Derek McCallan, Chief Executive, NILGA

This article forms part of the LGA's Re-thinking local think piece series.


In Northern Ireland, Devolution remains comparatively immature. Councils in Northern Ireland invest less than 5% of the public purse (£850 million of a £23 billion public service annual budget), with most powers and services retained by 7 government departments and its agencies. That being said, the 11 councils’ response to 3 years of no politically led Legislative Assembly (ending January 2020), followed closely by Covid-19, has shown their community connectivity, good governance, innovation, value and immense potential, with councils being asked to do far more than their fiscal fragility and business model can sustain.

Councils are ideally placed, geographically and constitutionally, to drive economic recovery, maintain social cohesion, peace and reconciliation, develop preventative health partnerships to aid emotional recovery, and drive the Green Economy

This is exemplified by Mid Ulster Council during Covid-19, which recalibrated an entire Leisure Complex over 36 hours to ensure that several manufacturing companies working out of neighbouring small business spaces could safely relocate, co-ordinate product diversification and manufacture PPE equipment, with council staff also redeployed to ensure safety as well as to maximise links with the NHS and other supply chains. The initiative led to thousands of the quality assured products being exported to England and further afield.

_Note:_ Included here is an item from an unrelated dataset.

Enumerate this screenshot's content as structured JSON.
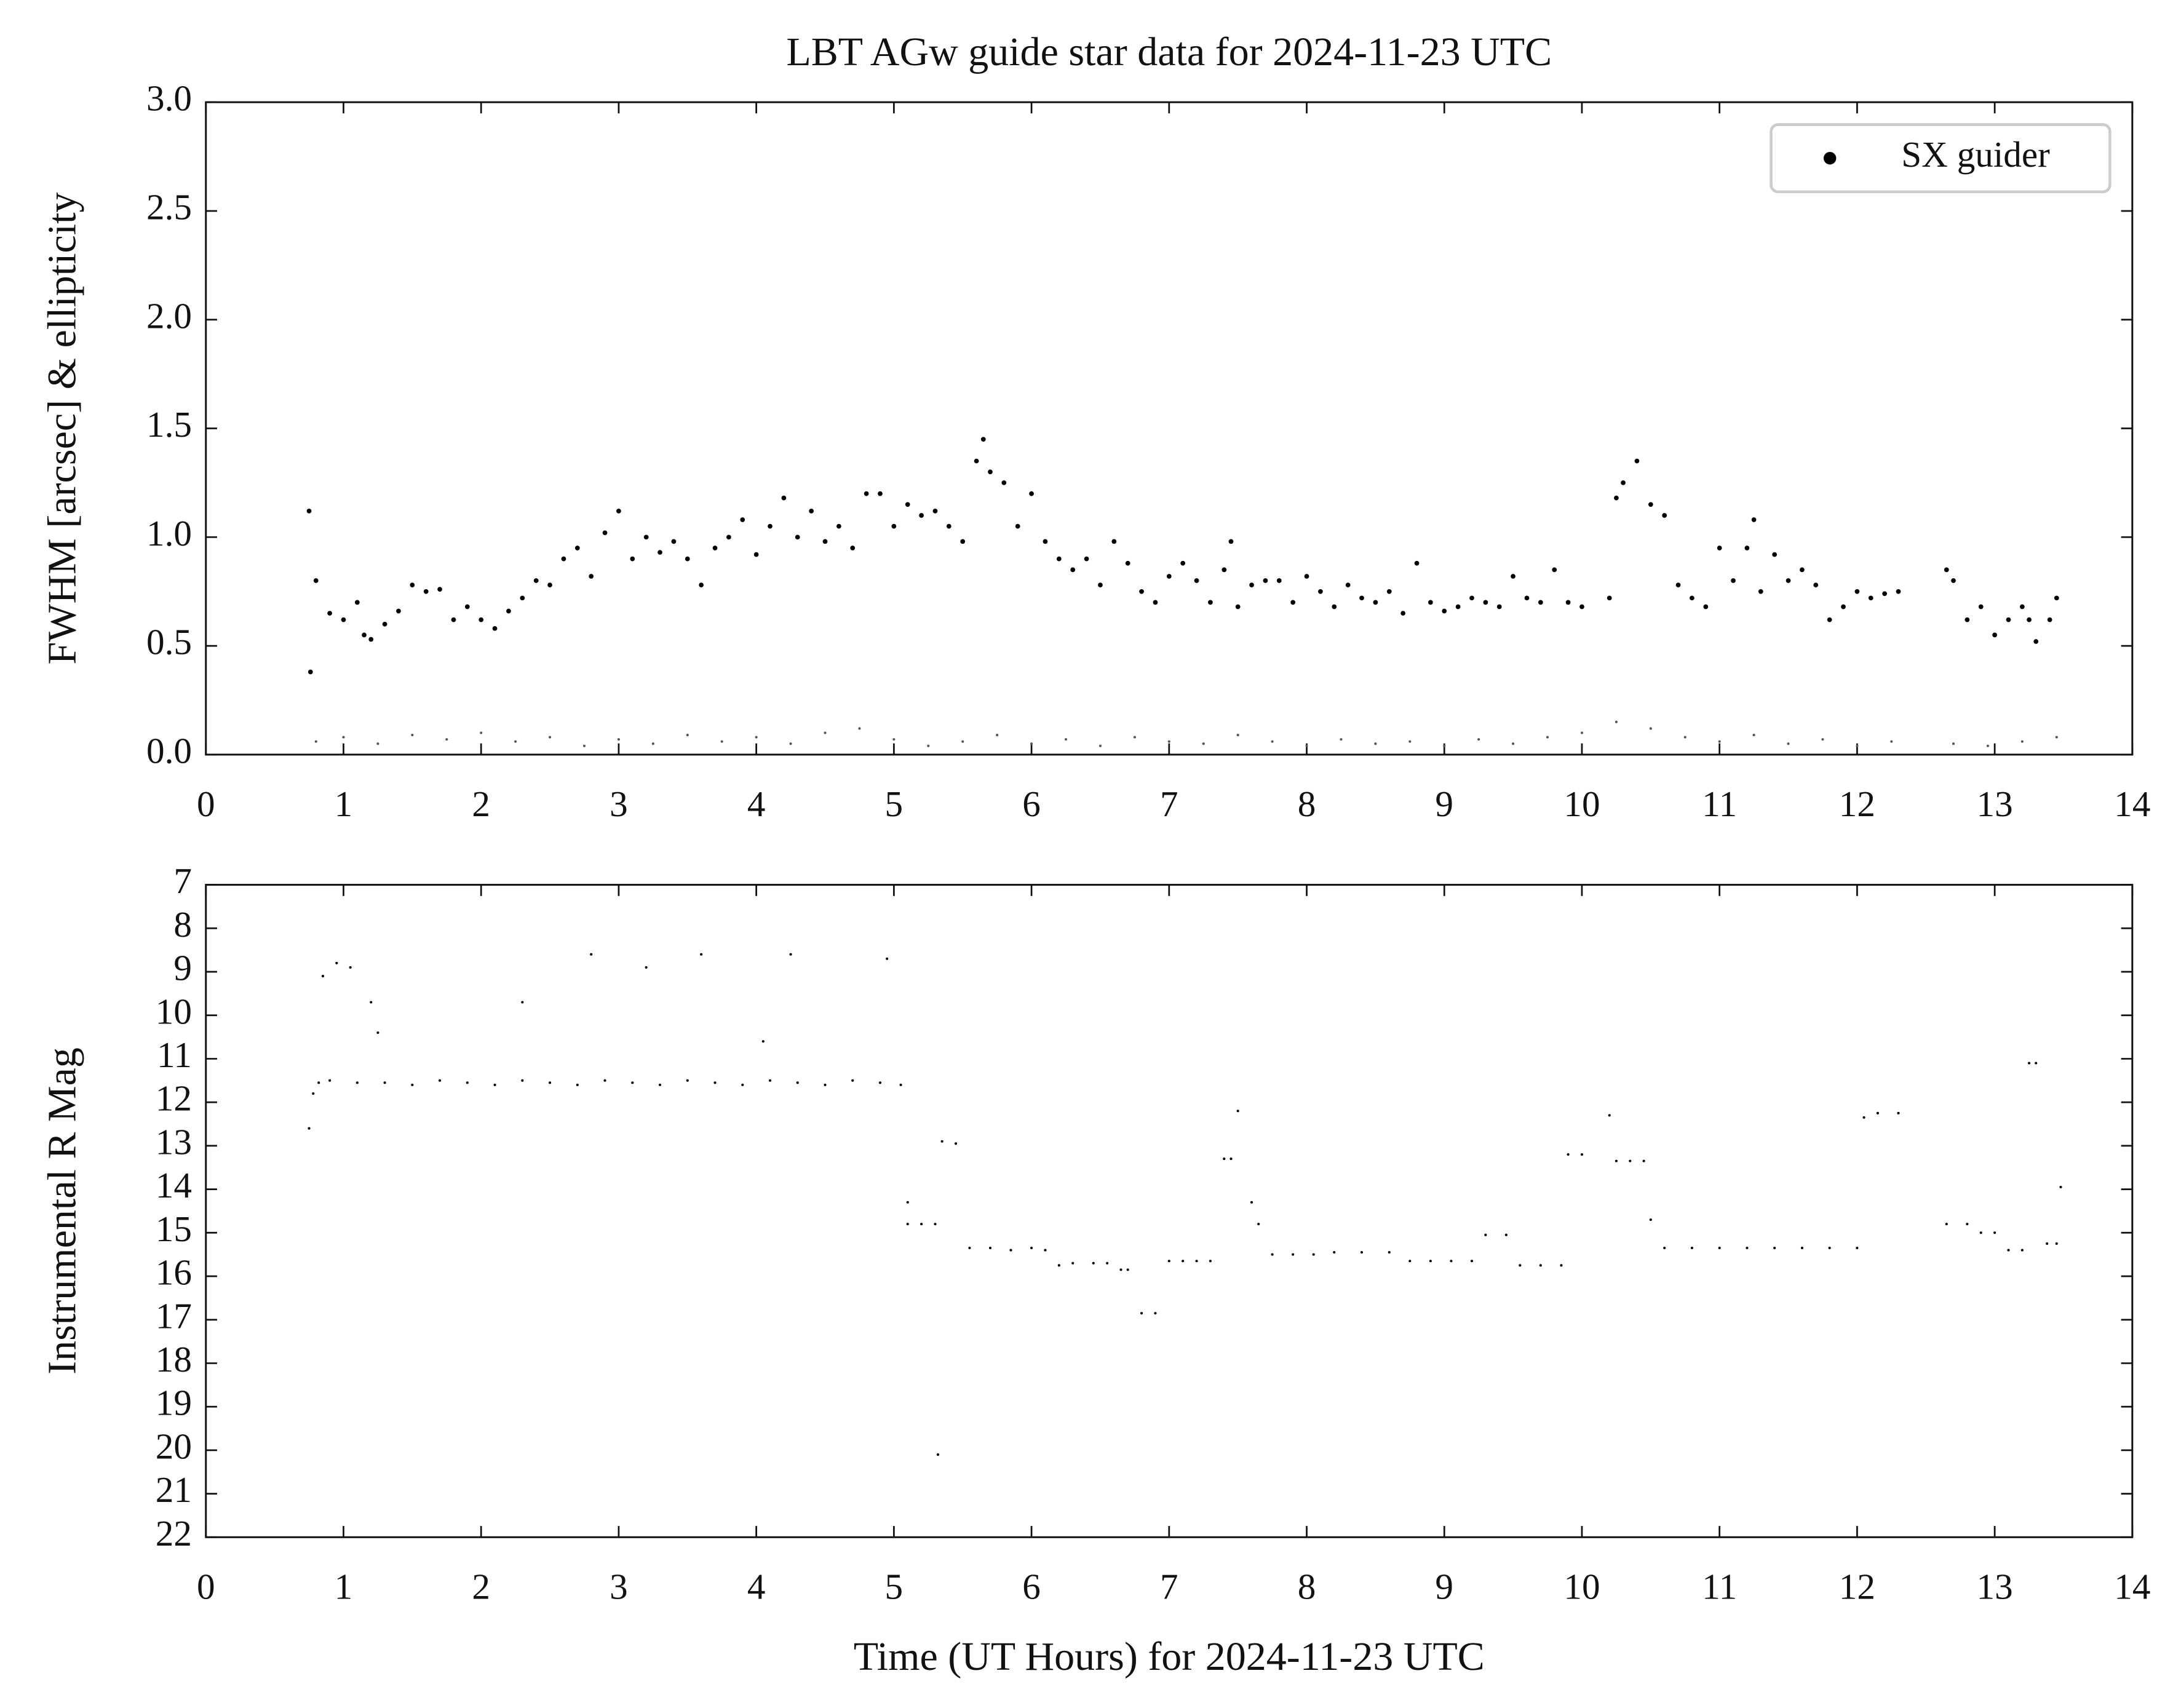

NILGA during 2020/21 seeks (in September 2020) a Floor of the House debate in Stormont, in regard to the Roles, Resources and Future of Local Government in Northern Ireland, aligned to a more locality and place shaping, co-designed Programme for Government, as the region will need to totally reshape public expenditure and its governance model in light of Covid-19. Councils are ideally placed, geographically and constitutionally, to drive economic recovery, maintain social cohesion, peace and reconciliation, develop preventative health partnerships to aid emotional recovery, and drive the Green Economy, through municipal led achievement of Sustainable Development Goals. In this vein, NILGA strongly supports the policy proposal in the Rethink Local piece:

To convene the wide range of local partners needed in order to deliver a place-based approach to {public health},  

And asserts that this convening power should be utilised in Northern Ireland for all neighbourhood services, including regeneration and contingency planning, to be coordinated through councils, with a requisite transfer of resources to make this transformation both certain, and effective.